Picture: Tara Thomas

CARRON’s emergence into the Irish music scene has been a slow burner. In fact, in a sense their soulful, organic-sounding harmonies and lyrically intense melodies have been brewing since birth.

The two sisters, Meabh and Mella Carron (who’s band borrow their surname as a moniker, CARRON) have dabbled in music for years, but it took a personal crisis to push them from a covers band to delicate, folksy originals.

Specifically, it was Mella’s long-term sickness a few years ago had the girls chasing dreams.

“It was a hard time, but it brought our whole family together around the music,” Meabh explains.

“Mella was in and out of hospital for about a year and a half. We started writing original music in that time, and our first EP was about our relationship as sisters. One of our songs, ‘Prison Robes’, is actually about Mella’s sickness. The opening line is ‘we’re never ready for attack’, because the illness used to come on like that, very sudden. It felt like an attack to all of us.”

There’s real poignance in the pair’s gentle songs, which have since grown to include a number one Irish single in ‘Battle Lines’ (produced by Gavin Glass), an EP entitled ‘Roots’, and melancholy new single ‘Even Sad Birds Sing’.

Since their early successes, the sisters have converted the spare room in their parent’s Ranelagh home into a rehearsal studio, and have a series of new releases on the horizon.

“It’s really great having somewhere we’re really comfortable to rehearse,” Meabh explains.

“We were renting spaces in town, all that money was getting eaten up, now we have our own personal space, it’s all go. We can focus on other things, and it’s really helping us move forward.”

“Our guitarist Darragh McGrath co-writes with us,” Meabh says of the tunes. “He’s amazingly talented, he thinks in music, but he does not care for lyrics. A lot of our lyrics are open to interpretation. They’re not crystal clear to listeners. We want to to be accessible to lots of people, but they are about our lives.”

“One time someone guessed not only what a song was about, but who it was about,” Mella says. “That was a bit weird. Usually, no one really knows the backstory, and it can be nice that it’s just us that know the real meaning.

“We connect on stage because we both know what we’re singing about. It can very emotional. I can’t even look at Meabh for ‘Prison Robes’ because I know I’ll start crying.”

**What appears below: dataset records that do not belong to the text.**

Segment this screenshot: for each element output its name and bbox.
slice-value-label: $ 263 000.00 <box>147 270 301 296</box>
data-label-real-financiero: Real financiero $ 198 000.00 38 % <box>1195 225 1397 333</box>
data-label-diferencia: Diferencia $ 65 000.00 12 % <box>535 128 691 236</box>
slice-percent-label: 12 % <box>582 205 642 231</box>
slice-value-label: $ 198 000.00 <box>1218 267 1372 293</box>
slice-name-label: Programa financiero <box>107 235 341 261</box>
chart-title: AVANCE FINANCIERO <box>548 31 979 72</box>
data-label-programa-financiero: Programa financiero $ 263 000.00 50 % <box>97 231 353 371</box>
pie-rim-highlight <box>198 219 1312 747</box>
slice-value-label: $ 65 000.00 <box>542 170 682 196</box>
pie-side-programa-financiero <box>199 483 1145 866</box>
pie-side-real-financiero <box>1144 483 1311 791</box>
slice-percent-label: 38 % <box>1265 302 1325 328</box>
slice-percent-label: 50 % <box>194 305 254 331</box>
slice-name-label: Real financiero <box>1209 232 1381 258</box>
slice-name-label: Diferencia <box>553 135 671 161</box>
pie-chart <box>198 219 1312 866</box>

“We’re very different,” Mella adds, citing her love of country music, garnered from the pair’s dad, and Meabh’s preference for more mainstream and indie acts. “We have totally different taste in music and in clothes, and different interests. We don’t look like sisters. We sound the same, though, so much so that our parents can’t tell us apart on the phone. Being different works for this. It works well,” she laughs.

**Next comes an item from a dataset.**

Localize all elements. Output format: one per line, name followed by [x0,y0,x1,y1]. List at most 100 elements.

“We’ve got a bit heavier, a bit rockier than we thought we would on the new stuff,” Meabh adds, “but we’re not in any rush to move forward. We’d like this to be a career, but we’ll take our time. There are a few more songs coming, and there might be an EP sometime in the New Year.”

“Our new song, ‘Even Sad Birds Sing’ looks back on the last few years. It can be really sad, but birds still sing if there’s a terrible storm outside. Life doesn’t stop.

“That’s what it’s been about for us. We have to live with Mella’s illness every day, and it’s made us all closer. It wouldn’t work if we couldn’t be honest with it.”